11 More Federal Departments and Agencies Have Published Their API Digital Strategies

I’ve been running a monitoring script every night, so that I could tell when any of the federal department and agency have launched their digital strategy pages, per Barack Obamas Presidential directive that every Federal Government agency should have an API, and the White House CIO's strategy, entitled "Digital Government: Building a 21st Century Platform to Better Serve the American People"

I noticed that many of the departments and agencies aren’t properly using HTTP response codes, and when I pulled pages, I often get 302 redirects to 404 pages, so I tended to treat 301, 302, 500 as 404’s.
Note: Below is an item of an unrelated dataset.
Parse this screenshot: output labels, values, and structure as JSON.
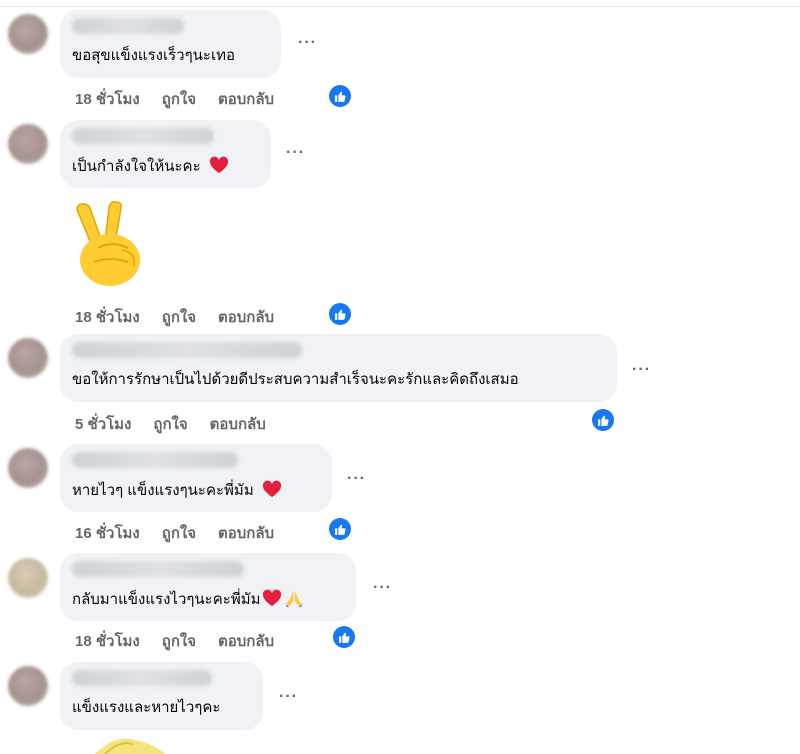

Today, I noticed that some of them actually were redirecting to their digital strategies, published at alternate locations, other than directed by the White House strategy, which was [domain]/digitalstrategy.
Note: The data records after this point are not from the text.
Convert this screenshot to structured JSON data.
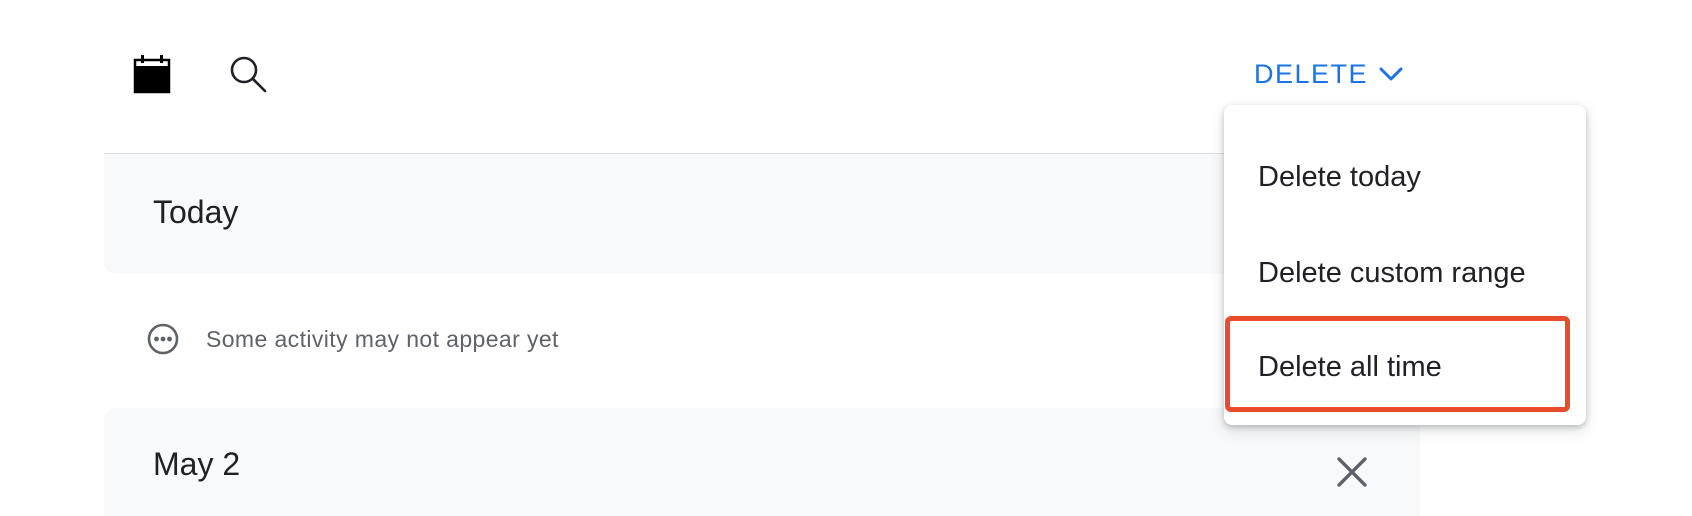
{
  "toolbar": {
    "calendar_icon": "calendar-icon",
    "search_icon": "search-icon",
    "delete_label": "DELETE",
    "delete_chevron_icon": "chevron-down-icon"
  },
  "sections": {
    "today": {
      "title": "Today"
    },
    "notice": {
      "text": "Some activity may not appear yet",
      "icon": "more-horiz-circle-icon"
    },
    "may2": {
      "title": "May 2",
      "close_icon": "close-icon"
    }
  },
  "menu": {
    "items": [
      {
        "label": "Delete today"
      },
      {
        "label": "Delete custom range"
      },
      {
        "label": "Delete all time"
      }
    ],
    "highlighted_index": 2
  },
  "colors": {
    "accent": "#1a73e8",
    "highlight": "#ea4b2c",
    "section_bg": "#f8f9fa",
    "divider": "#dadce0"
  }
}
Recognizing this I put in some logic to handle redirects and check if it was a valid strategy page, and after re-running the script I found 11 more digital strategies published, bringing the total to 14 to date:

 

  Executive Departments or Agencies Digital Strategy
Department of Agriculture (USDA)
Department of Commerce
Department of Defense (DOD)
Department of Education (ED)
Department of Justice (DOJ)
Department of Labor (DOL)
Department of Transportation (DOT)
Environmental Protection Agency (EPA)
Federal Energy Regulatory Commission (FERC)
General Services Administration (GSA)
National Science Foundation (NSF)
Nuclear Regulatory Commission (NRC)
Social Security Administration (SSA)
United States Agency for International Development (USAID)

With 246 federal departments and agencies, we have a long way to go, but I’m optimistic that we’ll see enough publish their strategies, identify enough high value data-sets to deploy as APIs, so that the developer community can get to work building some important web and mobile apps or data visualizations.

Once the other departments and agencies see what is possible, hopefully we can get more of them on board, creating somewhat of a domino effect for API deployment, getting us closer to a reality where machine readable data is as common as the PDF in Washington DC.